(HB 1163)

Repossessed motor vehicles to be sold without title
in the name of the financial institution.

         ENTITLED, An Act to  allow certain repossessed motor vehicles to be sold without title in the name of the entity selling these motor vehicles.


     Section  1.  That § 32-6B-36 be amended to read as follows:

     32-6B-36.   Any auction agency operating under the provisions of this chapter may accept for sale at its option vehicles which are owned by vehicle dealers regularly licensed in either this or some other state, or by the following entities if the vehicle is owned and titled by the entity and acquired incident to its regular business:

             (1)      Any regulated lender as defined in § 54-3-14 or any financing institution licensed pursuant to chapter 54-4;

             (2)      Any financial institution chartered or licensed in any other jurisdiction . However, such entity is not required to have a title in its name if the entity provides a title in the name of the customer, a damage disclosure statement as required pursuant to §  32-3-51.8, and documentation as required by the department to substantiate a repossession transaction ; or

             (3)      Any insurance company authorized to do business in either this state or some other state.

     An auction agency may also accept from any manufacturer any vehicle that is owned by the manufacturer and that has a manufacturer's certificate of origin or a valid title.
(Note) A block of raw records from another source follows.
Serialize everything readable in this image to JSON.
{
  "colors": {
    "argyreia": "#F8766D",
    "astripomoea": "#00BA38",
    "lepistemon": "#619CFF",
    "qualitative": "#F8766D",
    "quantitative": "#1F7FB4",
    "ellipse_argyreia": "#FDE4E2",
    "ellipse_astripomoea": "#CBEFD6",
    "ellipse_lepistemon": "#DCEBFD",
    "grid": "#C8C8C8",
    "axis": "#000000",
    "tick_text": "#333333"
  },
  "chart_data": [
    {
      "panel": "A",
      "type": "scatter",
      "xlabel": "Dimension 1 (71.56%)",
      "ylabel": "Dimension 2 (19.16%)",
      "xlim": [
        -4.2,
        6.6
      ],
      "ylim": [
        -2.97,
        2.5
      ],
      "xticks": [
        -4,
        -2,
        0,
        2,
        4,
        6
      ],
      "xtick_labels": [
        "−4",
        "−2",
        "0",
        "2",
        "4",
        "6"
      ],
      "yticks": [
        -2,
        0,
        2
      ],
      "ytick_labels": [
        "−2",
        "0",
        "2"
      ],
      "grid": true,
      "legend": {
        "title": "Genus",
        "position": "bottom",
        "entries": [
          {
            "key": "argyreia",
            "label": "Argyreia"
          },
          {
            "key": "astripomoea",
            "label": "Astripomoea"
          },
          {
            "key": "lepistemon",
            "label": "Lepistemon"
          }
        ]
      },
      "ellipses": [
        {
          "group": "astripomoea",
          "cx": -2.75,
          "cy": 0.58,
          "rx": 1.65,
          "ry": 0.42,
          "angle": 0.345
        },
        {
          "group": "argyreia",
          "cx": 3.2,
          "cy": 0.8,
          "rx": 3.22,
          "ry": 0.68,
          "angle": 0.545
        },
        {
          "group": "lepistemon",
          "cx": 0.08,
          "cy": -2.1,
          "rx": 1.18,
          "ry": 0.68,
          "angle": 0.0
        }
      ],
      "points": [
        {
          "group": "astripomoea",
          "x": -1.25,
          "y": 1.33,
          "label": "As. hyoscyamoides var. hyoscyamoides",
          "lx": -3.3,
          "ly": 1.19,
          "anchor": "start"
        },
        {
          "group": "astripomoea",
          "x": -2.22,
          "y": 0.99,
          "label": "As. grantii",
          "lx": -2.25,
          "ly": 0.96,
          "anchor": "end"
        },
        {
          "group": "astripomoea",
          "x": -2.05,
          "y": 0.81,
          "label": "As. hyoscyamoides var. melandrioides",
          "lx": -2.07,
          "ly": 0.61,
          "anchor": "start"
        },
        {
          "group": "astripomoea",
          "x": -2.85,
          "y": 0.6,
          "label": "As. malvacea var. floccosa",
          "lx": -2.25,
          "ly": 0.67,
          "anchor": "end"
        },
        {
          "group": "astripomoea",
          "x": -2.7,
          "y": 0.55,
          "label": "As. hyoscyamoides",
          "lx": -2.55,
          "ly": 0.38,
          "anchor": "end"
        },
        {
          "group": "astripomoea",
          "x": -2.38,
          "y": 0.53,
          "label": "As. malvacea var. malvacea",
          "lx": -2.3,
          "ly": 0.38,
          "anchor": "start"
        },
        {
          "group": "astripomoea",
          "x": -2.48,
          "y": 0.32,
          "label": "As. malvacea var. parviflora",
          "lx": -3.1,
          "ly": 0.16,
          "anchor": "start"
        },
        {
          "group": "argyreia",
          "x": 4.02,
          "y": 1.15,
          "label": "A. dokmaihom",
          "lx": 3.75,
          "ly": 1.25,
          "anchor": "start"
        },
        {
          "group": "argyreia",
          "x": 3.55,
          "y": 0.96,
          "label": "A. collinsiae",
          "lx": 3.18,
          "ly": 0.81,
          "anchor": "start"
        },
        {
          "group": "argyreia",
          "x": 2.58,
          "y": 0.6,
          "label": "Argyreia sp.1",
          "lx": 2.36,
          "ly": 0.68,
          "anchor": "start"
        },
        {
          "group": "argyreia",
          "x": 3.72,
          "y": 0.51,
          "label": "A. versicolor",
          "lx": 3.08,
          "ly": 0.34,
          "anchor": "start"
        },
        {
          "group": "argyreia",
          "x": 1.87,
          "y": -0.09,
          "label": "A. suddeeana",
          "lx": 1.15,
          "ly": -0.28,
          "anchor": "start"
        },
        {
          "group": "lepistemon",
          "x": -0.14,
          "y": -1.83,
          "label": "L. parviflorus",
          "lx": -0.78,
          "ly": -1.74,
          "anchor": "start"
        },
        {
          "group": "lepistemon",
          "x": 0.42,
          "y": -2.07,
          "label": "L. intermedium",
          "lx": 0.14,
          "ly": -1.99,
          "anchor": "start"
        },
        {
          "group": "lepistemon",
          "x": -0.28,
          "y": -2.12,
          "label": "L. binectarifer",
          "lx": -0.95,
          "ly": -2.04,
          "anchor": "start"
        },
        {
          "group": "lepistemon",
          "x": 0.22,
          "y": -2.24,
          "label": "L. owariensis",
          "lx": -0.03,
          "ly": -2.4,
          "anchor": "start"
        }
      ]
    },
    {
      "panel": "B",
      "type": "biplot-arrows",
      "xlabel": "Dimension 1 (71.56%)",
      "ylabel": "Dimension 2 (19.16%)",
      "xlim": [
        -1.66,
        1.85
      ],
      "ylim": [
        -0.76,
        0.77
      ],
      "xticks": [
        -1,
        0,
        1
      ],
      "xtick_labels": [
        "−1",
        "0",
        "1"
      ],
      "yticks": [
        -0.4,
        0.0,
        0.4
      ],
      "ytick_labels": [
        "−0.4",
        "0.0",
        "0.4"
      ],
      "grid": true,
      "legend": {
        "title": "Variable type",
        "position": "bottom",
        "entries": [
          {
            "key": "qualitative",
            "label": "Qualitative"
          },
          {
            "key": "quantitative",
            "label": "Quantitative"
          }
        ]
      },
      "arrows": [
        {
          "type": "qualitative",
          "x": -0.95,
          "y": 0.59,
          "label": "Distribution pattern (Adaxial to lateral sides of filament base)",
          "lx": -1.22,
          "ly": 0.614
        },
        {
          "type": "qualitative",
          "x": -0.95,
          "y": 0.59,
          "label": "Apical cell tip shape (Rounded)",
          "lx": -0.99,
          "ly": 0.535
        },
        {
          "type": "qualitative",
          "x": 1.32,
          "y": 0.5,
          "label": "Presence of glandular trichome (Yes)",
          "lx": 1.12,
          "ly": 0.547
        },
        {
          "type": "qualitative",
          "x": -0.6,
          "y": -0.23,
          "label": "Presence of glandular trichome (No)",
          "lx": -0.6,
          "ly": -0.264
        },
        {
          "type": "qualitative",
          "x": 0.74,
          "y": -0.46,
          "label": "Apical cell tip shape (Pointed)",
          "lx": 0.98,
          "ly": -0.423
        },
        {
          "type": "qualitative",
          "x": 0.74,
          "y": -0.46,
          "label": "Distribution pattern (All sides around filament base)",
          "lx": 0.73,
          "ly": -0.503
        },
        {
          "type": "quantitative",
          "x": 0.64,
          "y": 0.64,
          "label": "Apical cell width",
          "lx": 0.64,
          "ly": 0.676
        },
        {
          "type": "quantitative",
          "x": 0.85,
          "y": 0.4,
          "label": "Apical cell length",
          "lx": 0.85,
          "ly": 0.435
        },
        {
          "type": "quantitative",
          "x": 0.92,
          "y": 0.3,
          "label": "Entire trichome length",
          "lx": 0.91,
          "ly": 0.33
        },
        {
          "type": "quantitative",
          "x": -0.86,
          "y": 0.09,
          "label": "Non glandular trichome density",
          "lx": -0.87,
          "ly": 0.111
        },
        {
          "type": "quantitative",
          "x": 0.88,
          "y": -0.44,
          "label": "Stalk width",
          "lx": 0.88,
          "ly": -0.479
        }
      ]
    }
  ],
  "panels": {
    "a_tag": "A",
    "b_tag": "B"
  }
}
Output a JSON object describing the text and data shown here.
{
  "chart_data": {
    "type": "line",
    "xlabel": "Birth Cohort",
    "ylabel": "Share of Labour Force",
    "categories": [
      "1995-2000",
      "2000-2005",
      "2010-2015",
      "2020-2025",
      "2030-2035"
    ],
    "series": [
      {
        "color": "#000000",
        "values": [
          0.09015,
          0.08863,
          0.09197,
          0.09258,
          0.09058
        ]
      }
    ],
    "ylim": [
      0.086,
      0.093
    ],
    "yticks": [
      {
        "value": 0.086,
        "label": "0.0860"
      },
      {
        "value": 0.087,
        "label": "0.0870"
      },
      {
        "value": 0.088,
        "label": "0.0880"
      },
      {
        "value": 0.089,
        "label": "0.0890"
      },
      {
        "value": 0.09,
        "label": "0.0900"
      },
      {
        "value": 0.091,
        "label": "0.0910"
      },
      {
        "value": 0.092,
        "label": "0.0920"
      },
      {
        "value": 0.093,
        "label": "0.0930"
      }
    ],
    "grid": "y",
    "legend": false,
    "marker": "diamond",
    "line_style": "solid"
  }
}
Any vehicle with a manufacturer's certificate of origin sold for a manufacturer may only be offered to the manufacturer's franchised dealers with the same line vehicle make.

     Any vehicle dealer, regularly licensed by this or some other state, may purchase any vehicle from an auction agency, except as otherwise prohibited by this section. Any auction agency that accepts for sale any vehicle not authorized by this section is guilty of a Class 1 misdemeanor.